Obviously this question is best answered by holding the works of Emerson and Thoreau up to comparison. It is well-known that Ralph Waldo Emerson disapproved of Thoreau's decision to go to jail as an act of civil disobedience. Indeed, he disagreed with the idea of civil disobedience itself. But there is no doubt that Emerson's concept of self-reliance was to a great extent taken to its logical end-point with Thoreau's concept of civil disobedience. Throughout "Self-Reliance," Emerson advocates non-conformity, self-discipline, and the kind of individualism embodied by the phrase "trust thyself." He claims, in general, that great people throughout history had transcended their society precisely because they followed the dictates of their own conscience. Thoreau agreed with all of that, but sought to understand how an individual could function in a civil society, particularly one that was democratic, when his conscience ran counter to the laws of that society. In other words, in a majoritarian democracy, what was one to do when the majority was wrong? Thoreau's answer was that the state had no authority over a man's soul, and that if a law ran contrary to the dictates of one's conscience, one was under no moral obligation to obey it.
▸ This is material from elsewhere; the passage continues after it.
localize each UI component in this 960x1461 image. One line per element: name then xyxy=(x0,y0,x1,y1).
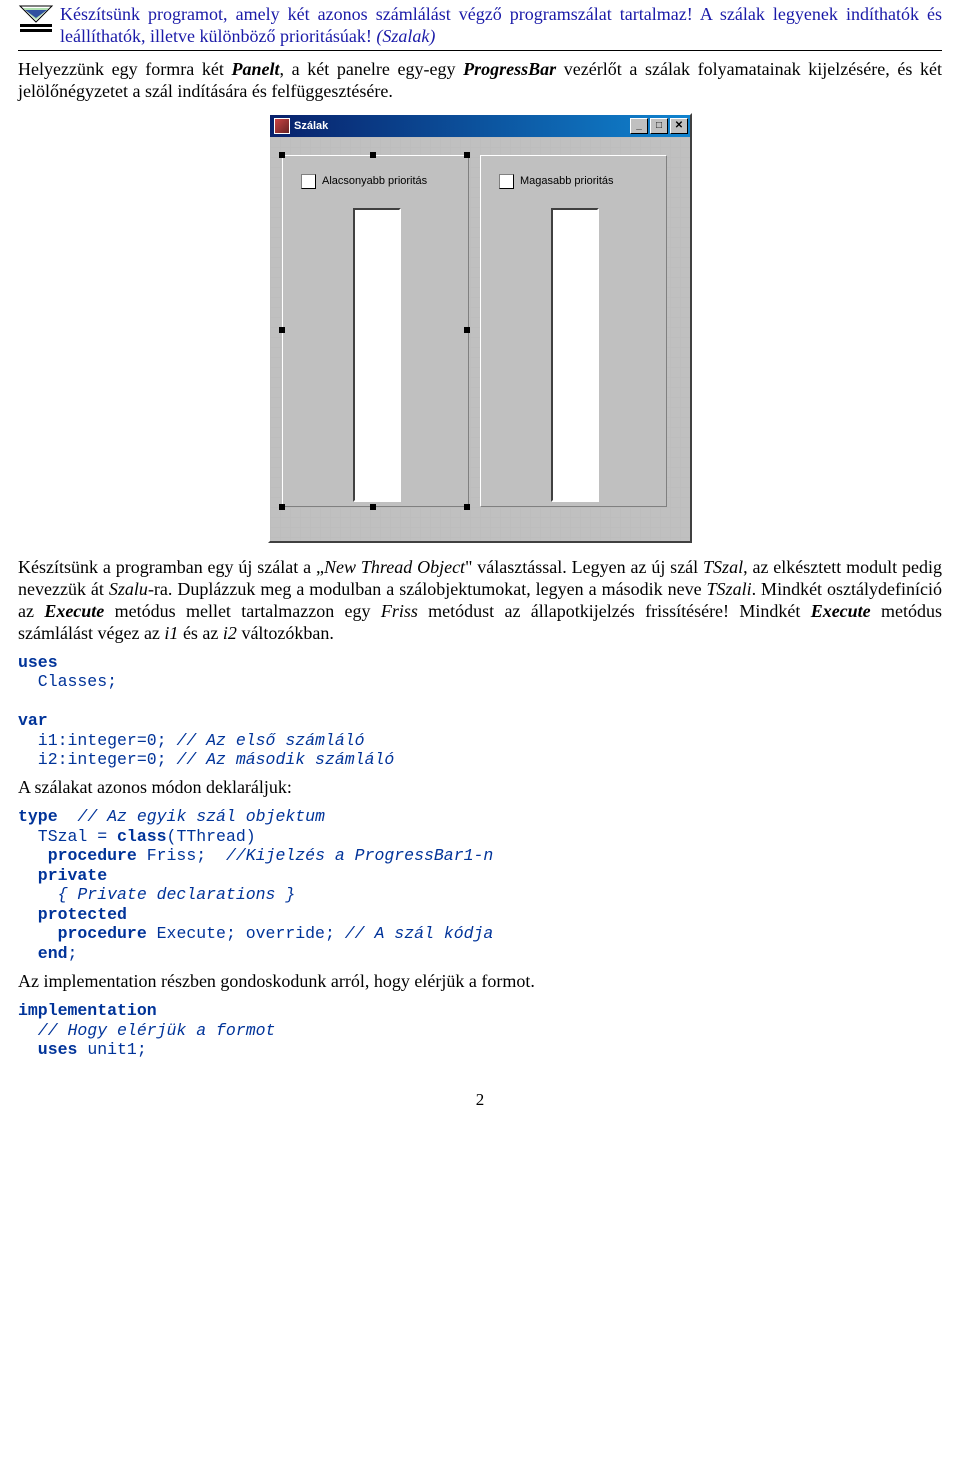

This was his rationale for refusing to pay a poll tax, and he served a very short jail term as a consequence. He urged his readers to consider their individual consciences in relation to the law:
[I]f it [the law] is of such a nature that it requires you to be the agent of injustice to another, then, I say, break the law. Let your life be a counter-friction to stop the machine. What I have to do is to see, at any rate, that I do not lend myself to the wrong which I condemn.
So in many ways, Thoreau is living the philosophy of self-reliance, in the sense that he does not look to the state (in America, the people) for guidance as to righteousness. What these two philosophies had in common, then, is that they encouraged people to look inward, to value their own consciences.